Fed Cup : Polémique après le match Tunisie – Israël

 Fed Cup : Polémique après le match Tunisie – Israël


Aussitôt sa performance en quarts de finale de l’Open d’Australie achevée, la championne de tennis tunisienne Ons Jabeur s’est envolée pour Helsinki en Finlande pour disputer la Fed Cup où elle a déjà évincé la joueuse israélienne Vlada Katic, sur le score expéditif de 6/4 – 6/0. Mais problème, les autorités tunisiennes condamnent la tenue même de ce match.


« Autoflagellation », « surenchère moraliste », « politisation du sport » ou encore « protestation légitime »… Les réactions fusent dans une Tunisie divisée sur la question.  


Il y a quelques jours, fin janvier, lorsque Ons Jabeur (désormais 45ème mondiale au classement WTA) rentrait au pays, auréolée de son parcours historique dans un tournoi du Grand Chelem pour une joueuse arabe, l’heure était aux solennités et aux superlatifs dans la délégation officielle venue l’accueillir aéroport Tunis-Carthage, présidée par la ministre des Sports en personne, Sonia Ben Cheikh.


Changement de ton soudain hier 5 février, c’est cette fois le ministère des Affaires étrangères, ministère régalien qui dépend directement en Tunisie de la présidence de la République, qui prend la peine de publier un communiqué à charge contre sa propre ressortissante, Ons Jabeur, sans la nommer, ainsi que toute l’équipe de la Fed Cup tunisienne.     


 


Cacophonie gouvernementale


On peut ainsi y lire que « Toute relation, quelle qu’elle soit, avec l’entité sioniste, quand bien même il s’agirait d’une rencontre sportive, est inacceptable ».


Quelque peu surréaliste si l’on considère que le communiqué est émis par une institution étatique d’un pays pour condamner sa propre équipe nationale, et par extension, un autre département gouvernemental (celui des Sports et de la jeunesse), le même texte poursuit : « Cet évènement contrevient aux engagements historiques de la Tunisie vis-à-vis de la cause palestinienne et du peuple palestinien, et ne saurait refléter la position officielle de l’Etat tunisien relative à l’indépendance de l’Etat palestinien ayant Jérusalem pour capitale ».

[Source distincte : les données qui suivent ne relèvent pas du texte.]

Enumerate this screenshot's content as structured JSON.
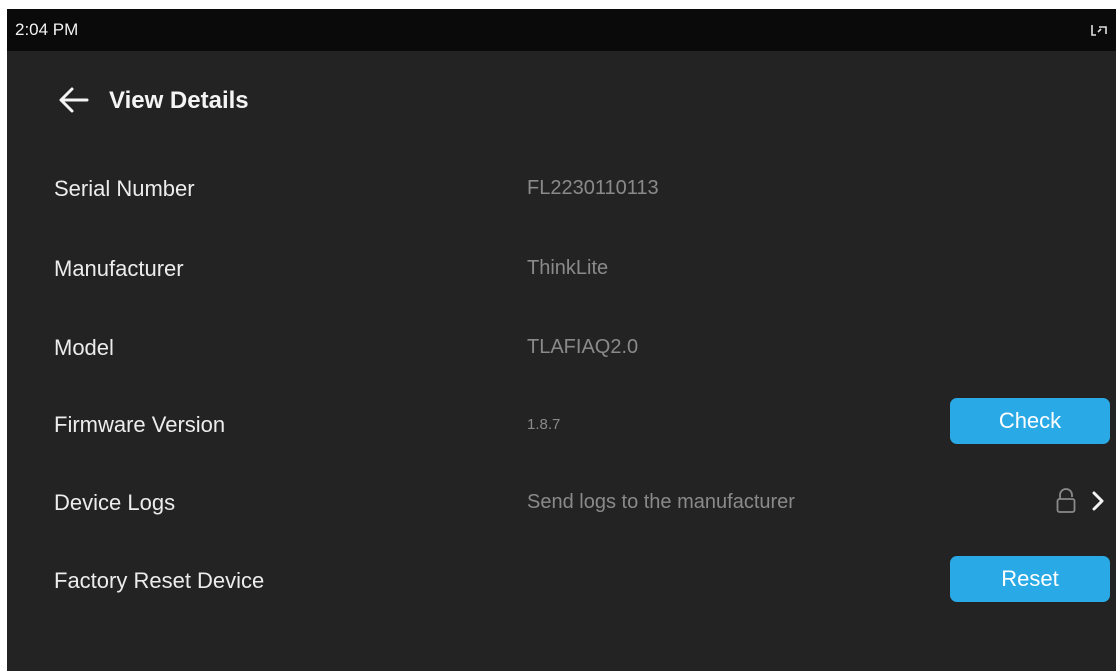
{
  "status_bar": {
    "time": "2:04 PM",
    "right_icon": "cast-icon"
  },
  "header": {
    "back_icon": "arrow-left-icon",
    "title": "View Details"
  },
  "details": {
    "serial": {
      "label": "Serial Number",
      "value": "FL2230110113"
    },
    "manufacturer": {
      "label": "Manufacturer",
      "value": "ThinkLite"
    },
    "model": {
      "label": "Model",
      "value": "TLAFIAQ2.0"
    },
    "firmware": {
      "label": "Firmware Version",
      "value": "1.8.7",
      "button": "Check"
    },
    "logs": {
      "label": "Device Logs",
      "value": "Send logs to the manufacturer",
      "icons": [
        "lock-icon",
        "chevron-right-icon"
      ]
    },
    "reset": {
      "label": "Factory Reset Device",
      "button": "Reset"
    }
  },
  "colors": {
    "background": "#232323",
    "status_bar": "#0a0a0a",
    "accent": "#29a9e6",
    "label_text": "#ececec",
    "value_text": "#8a8a8a"
  }
}
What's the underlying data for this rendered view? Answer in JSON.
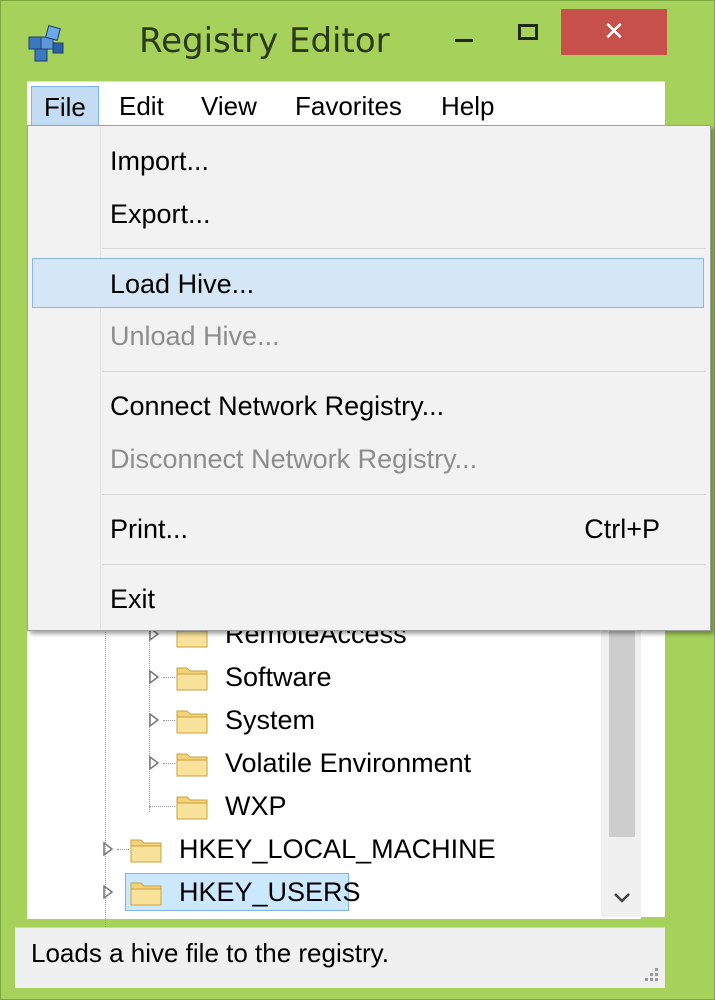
{
  "window": {
    "title": "Registry Editor",
    "close_glyph": "✕",
    "icons": {
      "app": "registry-editor-icon",
      "minimize": "minimize-icon",
      "maximize": "maximize-icon",
      "close": "close-icon"
    },
    "colors": {
      "close_button": "#c7504a",
      "selection": "#cce8ff",
      "menu_highlight": "#d5e6f7"
    }
  },
  "menubar": {
    "items": [
      {
        "label": "File",
        "open": true
      },
      {
        "label": "Edit"
      },
      {
        "label": "View"
      },
      {
        "label": "Favorites"
      },
      {
        "label": "Help"
      }
    ]
  },
  "file_menu": {
    "items": [
      {
        "label": "Import...",
        "enabled": true
      },
      {
        "label": "Export...",
        "enabled": true
      },
      {
        "label": "Load Hive...",
        "enabled": true,
        "highlighted": true
      },
      {
        "label": "Unload Hive...",
        "enabled": false
      },
      {
        "label": "Connect Network Registry...",
        "enabled": true
      },
      {
        "label": "Disconnect Network Registry...",
        "enabled": false
      },
      {
        "label": "Print...",
        "shortcut": "Ctrl+P",
        "enabled": true
      },
      {
        "label": "Exit",
        "enabled": true
      }
    ]
  },
  "tree": {
    "items": [
      {
        "label": "RemoteAccess"
      },
      {
        "label": "Software"
      },
      {
        "label": "System"
      },
      {
        "label": "Volatile Environment"
      },
      {
        "label": "WXP"
      },
      {
        "label": "HKEY_LOCAL_MACHINE"
      },
      {
        "label": "HKEY_USERS",
        "selected": true
      }
    ]
  },
  "statusbar": {
    "text": "Loads a hive file to the registry."
  }
}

Disproportionné ? Pas si sûr si l’on on croit les commentaires de certains internautes, plus clivés que jamais sur la question, appelant même à « une punition exemplaire d’Ons Jabeur ». D’autres au contraire se demandent ironiquement si les deux ministères, celui des Sports et celui des Affaires étrangères, mais aussi la présidence de la République de Kais Saïed appartiennent bien au même Etat…


Il faut dire que ce dernier venait il y a quelques jours de critiquer le même ministère des Affaires étrangères, considérant son communiqué contre le « deal du siècle » de Donald Trump « bien faible ». Une situation qui traduit en somme la débandade actuelle au sommet d’un Etat régit par un gouvernement de transition depuis près de 4 mois, censé expédier les affaires courantes.


 


Polarisation du débat


« En quoi boycotter la rencontre aurait-t-il permis de libérer la Palestine ? », se demandent d’autres incrédules, tandis que d’autres rappellent que les autorités tunisiennes traitent avec de nombreuses entreprises israéliennes, et que l’ancien membre de l’ISIE Sami Ben Slama félicite Ons Jabeur pour sa victoire, « qui nous fait un peu oublier les défaites des armées arabes ».     


Si elle prend des proportions inédites, la polémique n’est pas la première du genre en Tunisie. Particulièrement radical et pointilleux sur la question, le nouveau président Kais Saïed avait déjà ordonné une enquête la semaine dernière auprès de la Fédération Tunisienne de Tennis pour vérifier les conditions d’entrée et de participation d’Aaron Cohen, un joueur de tennis portant deux nationalités, dont une israélienne, à un tournoi international qui a eu lieu à Tunis.


Dans d’autres sports individuels, la participation ou non à une compétition face à un athlète israélien est laissée à la conscience des sportifs, mais ceux-ci dépendent souvent des subventions de l’Etat tunisien, surtout à haut niveau.


En attendant de trancher ce très sensible débat de société, la Tunisie a perdu son second match en Fed Cup de tennis l’opposant à Israël, cette fois par Chiraz Bechri face à Lina Glushko, mais la paire Ons Jabeur / Chiraz Bechri a battu la paire Lina Glushko / Shavit Kimchi (7-6, 6-1), ce qui qualifie la Tunisie au tour suivant où elle affrontera la Géorgie.


La Fed Cup, appelée Coupe de la Fédération (en anglais Federation Cup) jusqu'en 1994, est un tournoi mondial de tennis féminin disputé par équipes nationales, considéré comme l'équivalent féminin de la Coupe Davis.